Les exigences de la HACA
En plus de la fixation du temps de parole, la décision de la HACA insiste sur le respect du pluralisme linguistique dans les émissions de la période électorale, ainsi que sur la participation des femmes aux débats. Au moins un tiers des émissions doit «tendre le micro» aux représentantes des partis politiques, avec l’engagement des médias «à intégrer les droits et les questions relatives à la femme et à sa participation à la gestion de la chose publique», comme le précise la décision de la HACA.Deux nouvelles mesures ont été aussi imposées et portent sur la participation des personnes à besoins spécifiques aux émissions, mais aussi la traduction en langage des signes et des sous-titrages adéquats. À souligner que les sociétés nationales d’audiovisuel doivent informer, par écrit, la HACA du planning de diffusion des émissions et aviser les partis de la remise des émissions qui les concernent, au moins 20 jours avant la date du début de la campagne électorale.
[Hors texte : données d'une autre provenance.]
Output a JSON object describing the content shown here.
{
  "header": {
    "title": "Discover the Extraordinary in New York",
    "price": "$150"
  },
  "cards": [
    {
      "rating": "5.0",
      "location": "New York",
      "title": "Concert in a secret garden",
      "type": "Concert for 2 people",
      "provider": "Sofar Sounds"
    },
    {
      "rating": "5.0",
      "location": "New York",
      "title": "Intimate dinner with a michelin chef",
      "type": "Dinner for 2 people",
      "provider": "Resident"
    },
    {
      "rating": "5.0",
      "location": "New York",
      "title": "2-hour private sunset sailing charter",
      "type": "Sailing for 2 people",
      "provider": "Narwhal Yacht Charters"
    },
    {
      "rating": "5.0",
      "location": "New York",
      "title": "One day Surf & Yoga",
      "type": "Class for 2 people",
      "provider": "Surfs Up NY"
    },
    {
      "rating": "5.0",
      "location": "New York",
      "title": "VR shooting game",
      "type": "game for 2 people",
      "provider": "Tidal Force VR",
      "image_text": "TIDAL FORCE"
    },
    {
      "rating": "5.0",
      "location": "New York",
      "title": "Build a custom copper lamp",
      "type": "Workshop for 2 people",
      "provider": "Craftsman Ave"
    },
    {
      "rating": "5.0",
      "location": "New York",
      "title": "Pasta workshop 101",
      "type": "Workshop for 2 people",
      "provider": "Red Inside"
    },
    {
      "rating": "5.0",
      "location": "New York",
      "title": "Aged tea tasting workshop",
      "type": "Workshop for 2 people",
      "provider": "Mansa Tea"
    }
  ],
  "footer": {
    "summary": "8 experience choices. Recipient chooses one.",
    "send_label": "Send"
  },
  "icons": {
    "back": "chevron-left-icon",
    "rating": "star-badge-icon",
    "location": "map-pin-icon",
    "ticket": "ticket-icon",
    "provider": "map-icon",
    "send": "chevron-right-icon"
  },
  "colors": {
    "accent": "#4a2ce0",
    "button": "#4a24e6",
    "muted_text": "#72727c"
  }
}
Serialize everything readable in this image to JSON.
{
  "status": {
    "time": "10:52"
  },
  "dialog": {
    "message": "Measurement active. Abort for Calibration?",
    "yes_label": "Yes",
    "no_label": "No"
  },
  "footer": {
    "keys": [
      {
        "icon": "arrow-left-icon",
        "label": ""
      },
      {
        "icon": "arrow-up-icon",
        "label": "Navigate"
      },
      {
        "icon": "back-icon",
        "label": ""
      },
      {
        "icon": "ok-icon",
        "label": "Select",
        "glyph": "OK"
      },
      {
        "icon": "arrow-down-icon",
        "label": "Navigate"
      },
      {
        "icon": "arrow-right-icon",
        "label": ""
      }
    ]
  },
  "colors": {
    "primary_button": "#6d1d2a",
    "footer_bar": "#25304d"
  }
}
Les nouvelles mesures autorisent les partis politiques à produire, par leurs propres moyens, leurs spots ainsi que la totalité des émissions relatives à la campagne électorale. Même les équipes techniques sont concernées par les règles de la neutralité durant l’enregistrement des émissions qui doivent porter la signature du «Bon à diffuser», après le montage. Plusieurs interdictions s’appliquent aux médias, durant cette période et concernent essentiellement l’usage des emblèmes nationaux, l’hymne national, l’enregistrement au sein des lieux de culte et l’apparition dans l’enceinte des bâtiments publics officiels qui sont identifiables.


 

Les sondages non autorisés à partir du 11 septembre
En plus de l’abstention de diffuser tout spot de sensibilisation durant la période électorale et jusqu’à la fin du scrutin qui met en scène les représentants des partis politiques, la HACA doit suivre de très près la publication des sondages et ce, à partir du 15e jour précédant la date du début de la campagne électorale du 24 septembre. «En dehors de cette période, précise la HACA, la diffusion des résultats de tout sondage doit respecter la présentation du commanditaire et de l’acquéreur du sondage, l’organisme qui l’a réalisé ainsi que l’échantillon et les lieux concernés par le sondage». La HACA demande aussi à ce que les médias éclairent les citoyens sur l’objet précis du sondage ainsi que de la marge d’erreur probable, selon les exigences du gendarme des médias. La vigilance sera également grande envers les garanties de neutralité des experts lors de leur invitation à participer à des émissions de la période électorale. À rappeler que la nouvelle loi sur la communication audiovisuelle, qui a été adoptée, autorise, pour la première fois, les plaintes individuelles destinées à réparer les dommages subis par le comportement illégal des professionnels et oblige les organes médiatiques à publier des droits de réponse, selon de nouvelles formes, en cas de condamnation pour diffusion de fausses informations.